Companies will release two slightly different versions of a product in two different regions and measure which sells better before rolling out further. Or they'll trial a change in a few areas before deciding if they want to make the change permanently.
Predatory, desperate and user hostile. It's a great way to tell me you'd like me to unsubscribe (and I do).
BlockTube makes it possible to hide stuff you've already seen, among other things. Presumably it works by video ID, so thumbs and titles don't matter. If channels keep reuploading the same shit... just unsub, I guess.
There's a Youtube extension for community-created thumbnails and titles that overrides this nonsense. Donation highly encouraged but I think you can get it for free.
Yes. I hate it. The real reason isn't necessarily to scam you into rewatching the same videos, but I'm sure they don't mind that.

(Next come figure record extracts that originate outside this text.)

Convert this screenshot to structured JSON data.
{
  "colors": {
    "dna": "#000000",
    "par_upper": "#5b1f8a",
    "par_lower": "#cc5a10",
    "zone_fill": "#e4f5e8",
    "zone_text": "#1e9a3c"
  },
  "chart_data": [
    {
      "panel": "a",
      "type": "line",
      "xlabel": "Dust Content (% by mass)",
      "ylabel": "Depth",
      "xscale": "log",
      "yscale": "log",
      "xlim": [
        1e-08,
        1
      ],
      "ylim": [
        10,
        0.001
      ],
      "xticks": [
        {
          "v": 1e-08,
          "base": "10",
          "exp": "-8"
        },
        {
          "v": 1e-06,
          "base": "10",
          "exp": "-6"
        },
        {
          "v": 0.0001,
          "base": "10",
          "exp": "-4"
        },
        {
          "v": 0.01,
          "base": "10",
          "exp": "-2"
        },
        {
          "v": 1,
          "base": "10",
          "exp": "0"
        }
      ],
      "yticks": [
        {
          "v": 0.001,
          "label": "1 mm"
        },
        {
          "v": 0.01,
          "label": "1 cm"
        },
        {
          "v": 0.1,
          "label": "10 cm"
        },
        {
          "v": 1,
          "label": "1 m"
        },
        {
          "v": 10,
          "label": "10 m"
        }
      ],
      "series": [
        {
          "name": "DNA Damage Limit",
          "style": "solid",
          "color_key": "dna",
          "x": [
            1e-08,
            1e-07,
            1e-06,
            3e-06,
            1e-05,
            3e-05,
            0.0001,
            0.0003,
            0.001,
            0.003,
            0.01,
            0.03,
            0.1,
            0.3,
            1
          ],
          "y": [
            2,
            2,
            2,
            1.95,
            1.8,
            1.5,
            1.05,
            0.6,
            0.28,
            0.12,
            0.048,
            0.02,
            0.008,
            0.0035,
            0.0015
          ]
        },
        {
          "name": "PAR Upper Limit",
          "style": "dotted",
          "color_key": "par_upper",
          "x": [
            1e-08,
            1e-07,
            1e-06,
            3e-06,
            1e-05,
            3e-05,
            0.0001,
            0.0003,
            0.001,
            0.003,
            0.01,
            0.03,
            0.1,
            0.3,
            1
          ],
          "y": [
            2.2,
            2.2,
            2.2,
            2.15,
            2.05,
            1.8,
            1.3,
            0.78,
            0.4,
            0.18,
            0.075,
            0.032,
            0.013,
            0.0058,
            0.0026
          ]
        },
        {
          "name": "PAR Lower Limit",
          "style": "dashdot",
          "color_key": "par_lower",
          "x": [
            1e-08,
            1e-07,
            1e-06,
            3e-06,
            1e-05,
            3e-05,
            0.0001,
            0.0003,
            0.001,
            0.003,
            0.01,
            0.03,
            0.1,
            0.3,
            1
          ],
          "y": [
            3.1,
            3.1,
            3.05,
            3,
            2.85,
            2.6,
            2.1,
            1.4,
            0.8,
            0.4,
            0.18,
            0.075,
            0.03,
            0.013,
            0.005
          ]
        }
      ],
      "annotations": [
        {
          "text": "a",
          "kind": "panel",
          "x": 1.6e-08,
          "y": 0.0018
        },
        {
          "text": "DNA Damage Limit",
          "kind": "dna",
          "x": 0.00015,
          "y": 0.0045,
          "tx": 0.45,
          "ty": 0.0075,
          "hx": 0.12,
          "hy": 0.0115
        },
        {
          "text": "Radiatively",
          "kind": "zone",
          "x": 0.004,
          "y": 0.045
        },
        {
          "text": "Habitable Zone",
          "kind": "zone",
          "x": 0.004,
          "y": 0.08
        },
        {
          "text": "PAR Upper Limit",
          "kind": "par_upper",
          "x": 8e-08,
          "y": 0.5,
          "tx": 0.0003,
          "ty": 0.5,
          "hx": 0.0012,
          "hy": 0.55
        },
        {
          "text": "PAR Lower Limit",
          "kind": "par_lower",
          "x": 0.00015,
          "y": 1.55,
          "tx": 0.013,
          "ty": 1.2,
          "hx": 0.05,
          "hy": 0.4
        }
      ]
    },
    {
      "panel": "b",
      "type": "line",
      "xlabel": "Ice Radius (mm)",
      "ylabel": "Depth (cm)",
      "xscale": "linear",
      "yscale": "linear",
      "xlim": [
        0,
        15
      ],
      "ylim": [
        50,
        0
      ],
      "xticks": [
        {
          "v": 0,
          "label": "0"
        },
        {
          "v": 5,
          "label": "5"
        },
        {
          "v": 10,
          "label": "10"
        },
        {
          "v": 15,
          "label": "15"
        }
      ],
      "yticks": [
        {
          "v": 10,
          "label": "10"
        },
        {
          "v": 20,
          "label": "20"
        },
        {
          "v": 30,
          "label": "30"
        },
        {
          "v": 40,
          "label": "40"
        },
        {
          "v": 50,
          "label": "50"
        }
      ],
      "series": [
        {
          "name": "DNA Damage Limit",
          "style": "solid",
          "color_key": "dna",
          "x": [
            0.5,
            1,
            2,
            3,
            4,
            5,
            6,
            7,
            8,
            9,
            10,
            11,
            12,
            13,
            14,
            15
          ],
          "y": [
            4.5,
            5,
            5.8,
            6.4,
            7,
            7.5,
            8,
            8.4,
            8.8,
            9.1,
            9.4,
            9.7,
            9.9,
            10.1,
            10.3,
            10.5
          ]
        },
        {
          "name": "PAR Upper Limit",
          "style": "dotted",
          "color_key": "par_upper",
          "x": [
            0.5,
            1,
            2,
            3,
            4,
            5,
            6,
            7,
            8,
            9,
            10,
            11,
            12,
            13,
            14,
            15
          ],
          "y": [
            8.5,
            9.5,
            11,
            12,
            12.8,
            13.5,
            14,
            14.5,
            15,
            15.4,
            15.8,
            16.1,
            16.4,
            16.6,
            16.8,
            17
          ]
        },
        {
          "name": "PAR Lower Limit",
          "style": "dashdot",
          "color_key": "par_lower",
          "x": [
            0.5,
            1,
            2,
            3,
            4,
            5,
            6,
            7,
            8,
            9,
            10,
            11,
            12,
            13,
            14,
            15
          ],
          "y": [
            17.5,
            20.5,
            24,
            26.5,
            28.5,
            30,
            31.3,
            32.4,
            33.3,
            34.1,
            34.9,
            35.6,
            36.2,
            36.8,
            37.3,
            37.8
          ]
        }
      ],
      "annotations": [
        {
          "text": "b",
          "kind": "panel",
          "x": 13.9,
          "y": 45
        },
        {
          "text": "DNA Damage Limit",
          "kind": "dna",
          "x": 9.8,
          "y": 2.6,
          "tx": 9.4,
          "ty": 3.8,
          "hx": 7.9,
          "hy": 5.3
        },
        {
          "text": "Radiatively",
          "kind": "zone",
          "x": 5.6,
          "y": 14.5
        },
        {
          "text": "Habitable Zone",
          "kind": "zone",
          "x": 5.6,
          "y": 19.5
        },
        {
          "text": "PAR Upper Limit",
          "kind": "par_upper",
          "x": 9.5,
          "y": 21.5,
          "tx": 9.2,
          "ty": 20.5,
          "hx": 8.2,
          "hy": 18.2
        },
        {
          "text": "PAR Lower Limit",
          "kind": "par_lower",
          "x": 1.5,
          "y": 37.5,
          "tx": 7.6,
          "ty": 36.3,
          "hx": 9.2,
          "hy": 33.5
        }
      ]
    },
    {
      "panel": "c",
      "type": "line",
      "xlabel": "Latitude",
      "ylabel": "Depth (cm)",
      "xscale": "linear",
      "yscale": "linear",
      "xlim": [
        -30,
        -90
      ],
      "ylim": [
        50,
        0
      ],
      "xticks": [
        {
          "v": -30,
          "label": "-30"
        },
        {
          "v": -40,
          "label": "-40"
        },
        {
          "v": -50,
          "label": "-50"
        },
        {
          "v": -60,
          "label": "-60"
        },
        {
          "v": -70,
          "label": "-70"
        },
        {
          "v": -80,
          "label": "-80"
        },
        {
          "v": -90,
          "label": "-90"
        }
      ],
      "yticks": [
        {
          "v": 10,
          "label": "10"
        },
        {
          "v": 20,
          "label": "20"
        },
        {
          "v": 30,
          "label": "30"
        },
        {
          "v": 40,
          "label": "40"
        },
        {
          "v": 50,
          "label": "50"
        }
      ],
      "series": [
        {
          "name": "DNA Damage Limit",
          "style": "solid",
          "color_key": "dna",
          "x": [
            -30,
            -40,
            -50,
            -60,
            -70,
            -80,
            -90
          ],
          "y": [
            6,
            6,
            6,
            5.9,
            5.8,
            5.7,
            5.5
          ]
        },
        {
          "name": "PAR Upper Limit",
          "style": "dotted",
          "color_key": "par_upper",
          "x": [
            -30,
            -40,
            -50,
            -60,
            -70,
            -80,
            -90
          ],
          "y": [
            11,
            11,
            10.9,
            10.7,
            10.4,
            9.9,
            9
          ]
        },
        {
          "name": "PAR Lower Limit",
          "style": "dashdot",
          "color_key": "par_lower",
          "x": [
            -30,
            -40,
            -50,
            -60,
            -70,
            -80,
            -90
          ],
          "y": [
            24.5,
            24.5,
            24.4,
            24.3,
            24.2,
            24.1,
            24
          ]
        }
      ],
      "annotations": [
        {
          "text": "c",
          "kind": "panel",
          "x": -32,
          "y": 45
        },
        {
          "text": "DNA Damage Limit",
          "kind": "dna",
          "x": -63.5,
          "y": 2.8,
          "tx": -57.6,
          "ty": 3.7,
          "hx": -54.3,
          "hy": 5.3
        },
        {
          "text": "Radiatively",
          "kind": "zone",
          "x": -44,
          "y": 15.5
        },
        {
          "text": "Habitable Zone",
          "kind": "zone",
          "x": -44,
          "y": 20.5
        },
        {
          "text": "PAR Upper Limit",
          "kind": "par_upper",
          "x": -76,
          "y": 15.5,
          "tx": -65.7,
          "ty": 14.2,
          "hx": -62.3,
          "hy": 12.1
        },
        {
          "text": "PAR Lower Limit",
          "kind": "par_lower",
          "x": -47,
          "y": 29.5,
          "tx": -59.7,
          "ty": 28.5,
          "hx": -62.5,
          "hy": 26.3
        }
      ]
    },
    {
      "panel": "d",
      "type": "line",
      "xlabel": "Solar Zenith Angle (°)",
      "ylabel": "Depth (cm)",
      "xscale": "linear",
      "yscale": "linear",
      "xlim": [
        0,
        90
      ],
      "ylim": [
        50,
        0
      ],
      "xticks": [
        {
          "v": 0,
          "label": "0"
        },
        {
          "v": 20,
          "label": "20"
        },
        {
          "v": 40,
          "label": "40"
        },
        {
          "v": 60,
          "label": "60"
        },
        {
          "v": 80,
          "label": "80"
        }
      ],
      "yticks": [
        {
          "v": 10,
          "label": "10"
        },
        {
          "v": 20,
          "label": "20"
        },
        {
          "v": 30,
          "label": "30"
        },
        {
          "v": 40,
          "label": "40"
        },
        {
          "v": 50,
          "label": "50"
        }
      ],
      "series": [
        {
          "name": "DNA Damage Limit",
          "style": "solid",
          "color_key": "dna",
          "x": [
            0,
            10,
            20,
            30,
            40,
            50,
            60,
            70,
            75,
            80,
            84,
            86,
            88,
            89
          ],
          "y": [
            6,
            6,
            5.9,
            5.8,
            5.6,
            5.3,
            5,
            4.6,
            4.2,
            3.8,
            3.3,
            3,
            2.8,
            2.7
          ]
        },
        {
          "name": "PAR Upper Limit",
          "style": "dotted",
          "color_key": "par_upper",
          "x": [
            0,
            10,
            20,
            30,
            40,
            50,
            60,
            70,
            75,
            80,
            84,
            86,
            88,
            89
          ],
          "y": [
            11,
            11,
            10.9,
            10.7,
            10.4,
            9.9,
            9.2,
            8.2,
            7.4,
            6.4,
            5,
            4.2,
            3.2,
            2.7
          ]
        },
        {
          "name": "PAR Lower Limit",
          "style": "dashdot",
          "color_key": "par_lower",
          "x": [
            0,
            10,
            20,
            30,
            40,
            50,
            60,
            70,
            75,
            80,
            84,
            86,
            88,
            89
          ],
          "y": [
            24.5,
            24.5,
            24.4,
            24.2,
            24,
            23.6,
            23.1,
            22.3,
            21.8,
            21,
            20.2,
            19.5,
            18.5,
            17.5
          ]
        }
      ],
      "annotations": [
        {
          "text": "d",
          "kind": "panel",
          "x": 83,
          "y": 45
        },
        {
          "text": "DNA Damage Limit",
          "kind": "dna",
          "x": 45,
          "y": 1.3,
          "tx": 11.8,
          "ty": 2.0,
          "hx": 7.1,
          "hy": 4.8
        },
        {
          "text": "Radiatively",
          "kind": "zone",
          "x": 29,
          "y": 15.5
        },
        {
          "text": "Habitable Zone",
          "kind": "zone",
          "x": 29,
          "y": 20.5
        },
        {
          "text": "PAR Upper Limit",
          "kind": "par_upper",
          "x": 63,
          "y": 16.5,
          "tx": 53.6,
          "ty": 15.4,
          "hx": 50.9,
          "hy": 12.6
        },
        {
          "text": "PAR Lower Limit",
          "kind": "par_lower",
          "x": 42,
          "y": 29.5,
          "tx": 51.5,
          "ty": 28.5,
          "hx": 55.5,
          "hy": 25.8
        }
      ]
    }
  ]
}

Second layer of enshittification: content creators actively enshittifying their own content, to throttle a perceived weakness in the enshittification system itself - the almighty algorithm.
Is that what’s going on?? There was a Kurzgesagt video that had one thumbnail on release, and then a completely different one a day or two later. I had no idea why they changed it.
This has even happening for years. I think Joe Scott was the first I noticed doing this.
I've seen it happen. It's a bit annoying because there was a music video an indie artist made that I really liked, and the creator kept changing the name of it and I couldn't find it and thought it got deleted or something!